Speeding up data insights gives all employees the on-the-ground tools and insights they need to do their jobs in a more timely and effective manner. This allows them to be more successful in creating a safer and more productive work environment and removing themselves from potentially hazardous situations.
However, creating this type of environment requires the ability to access, share and analyze extensive and complex datasets achievable with a scalable, integrated and simplified analytics platform.
Simplification
Making data intelligence pervasive within an organization is necessary to equip it with the tools and insights to compete amid the unprecedented situation caused by COVID-19 and the accelerating need for digital innovation to drive business value. Enabling highly complex processes with a simplified data and analytics approach, to minimize complications, provides decision-makers with the right data at the right time with the right governance.
Cross-industry initiatives, like the Open Subsurface Data Universe, are helping to further simplify data implementation by creating a standardized data platform to reduce silos and centralize data within organizations. Companies that break down previously siloed datasets and pivot to integrate data pervasively throughout the organization can realize new synergies, visibility and business value. Two other examples of data simplification include optimizing the entire supply chain with rich, cross-functional cost forensics or moving from a spreadsheet-driven culture to a simplified, multi-source data-driven integrated dashboard for running a refinery.

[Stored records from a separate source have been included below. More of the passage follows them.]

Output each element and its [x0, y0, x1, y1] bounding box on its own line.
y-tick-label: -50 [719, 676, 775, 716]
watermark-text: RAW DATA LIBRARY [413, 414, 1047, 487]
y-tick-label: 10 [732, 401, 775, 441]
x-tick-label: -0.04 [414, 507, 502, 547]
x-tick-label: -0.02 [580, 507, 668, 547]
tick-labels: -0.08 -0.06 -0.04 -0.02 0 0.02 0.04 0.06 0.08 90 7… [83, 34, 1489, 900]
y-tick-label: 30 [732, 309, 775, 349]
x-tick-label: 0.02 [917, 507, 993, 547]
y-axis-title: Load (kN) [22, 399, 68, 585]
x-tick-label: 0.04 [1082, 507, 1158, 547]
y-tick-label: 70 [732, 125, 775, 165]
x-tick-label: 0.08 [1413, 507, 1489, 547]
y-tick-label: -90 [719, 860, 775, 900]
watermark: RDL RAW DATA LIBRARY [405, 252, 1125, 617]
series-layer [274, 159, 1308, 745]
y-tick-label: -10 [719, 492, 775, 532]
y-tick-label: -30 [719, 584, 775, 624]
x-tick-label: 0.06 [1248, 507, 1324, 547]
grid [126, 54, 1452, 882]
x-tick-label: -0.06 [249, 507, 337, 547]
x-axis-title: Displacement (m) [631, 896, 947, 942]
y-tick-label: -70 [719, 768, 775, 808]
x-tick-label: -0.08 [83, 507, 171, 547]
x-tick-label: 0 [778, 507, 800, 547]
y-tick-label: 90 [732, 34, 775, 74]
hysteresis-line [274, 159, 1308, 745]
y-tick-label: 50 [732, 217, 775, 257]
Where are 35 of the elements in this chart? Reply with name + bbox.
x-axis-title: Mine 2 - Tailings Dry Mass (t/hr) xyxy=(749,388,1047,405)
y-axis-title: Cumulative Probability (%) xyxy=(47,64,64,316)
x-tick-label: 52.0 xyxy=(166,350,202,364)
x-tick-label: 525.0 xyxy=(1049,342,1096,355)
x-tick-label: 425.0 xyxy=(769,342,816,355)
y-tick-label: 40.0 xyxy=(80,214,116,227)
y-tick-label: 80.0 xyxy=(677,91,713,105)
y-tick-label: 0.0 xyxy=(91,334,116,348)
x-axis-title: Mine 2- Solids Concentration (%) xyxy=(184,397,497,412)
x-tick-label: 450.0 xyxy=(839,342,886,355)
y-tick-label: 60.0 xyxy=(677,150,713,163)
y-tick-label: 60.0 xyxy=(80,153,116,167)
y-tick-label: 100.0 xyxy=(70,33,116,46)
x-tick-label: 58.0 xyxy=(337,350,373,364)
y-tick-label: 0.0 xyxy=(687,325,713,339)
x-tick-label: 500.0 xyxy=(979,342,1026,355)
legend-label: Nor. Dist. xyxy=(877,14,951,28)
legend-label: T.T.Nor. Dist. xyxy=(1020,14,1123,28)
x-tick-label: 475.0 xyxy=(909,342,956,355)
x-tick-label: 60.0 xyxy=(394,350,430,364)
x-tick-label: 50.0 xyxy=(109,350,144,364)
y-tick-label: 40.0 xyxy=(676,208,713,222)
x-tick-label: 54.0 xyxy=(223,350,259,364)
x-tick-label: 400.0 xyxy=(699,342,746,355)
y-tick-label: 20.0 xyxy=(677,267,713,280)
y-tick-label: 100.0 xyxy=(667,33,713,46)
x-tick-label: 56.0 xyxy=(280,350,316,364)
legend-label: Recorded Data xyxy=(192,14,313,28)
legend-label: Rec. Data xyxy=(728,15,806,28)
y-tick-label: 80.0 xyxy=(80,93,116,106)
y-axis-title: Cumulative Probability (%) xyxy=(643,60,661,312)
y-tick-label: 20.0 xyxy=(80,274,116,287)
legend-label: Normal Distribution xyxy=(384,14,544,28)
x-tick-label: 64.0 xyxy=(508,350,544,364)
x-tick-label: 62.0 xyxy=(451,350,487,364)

With integrated analytics operationalized and simplified at scale, energy companies can adopt a true data-driven approach to their business to achieve new levels of efficiency, safety and asset optimization as well as remain competitive in a continuously changing landscape.
Rethinking data
By combining integration, speed and simplification, oil and gas companies can create a truly data-first approach to make more informed decisions faster and enable improvements across the end-to-end process—from drilling and production to finance and supply chain. Even as the energy industry turns its eyes toward future initiatives, such as the EU goal to become carbon-neutral by 2050 or American oil companies adapting to lower oil prices, having a strong data foundation in place will ensure organizations have the data they need to make an informed transition.
Many energy companies have already begun to embrace the power of analytics to realize the value of their data; therefore, they don’t require revolutionary changes to how they’re using it. Evolutionary changes, however, can simplify their analytics to prudently advance toward immediate and enhanced efficiency, sustainability, safety and productivity—delivering all of the above at speed to lay a strong foundation for recovery and growth.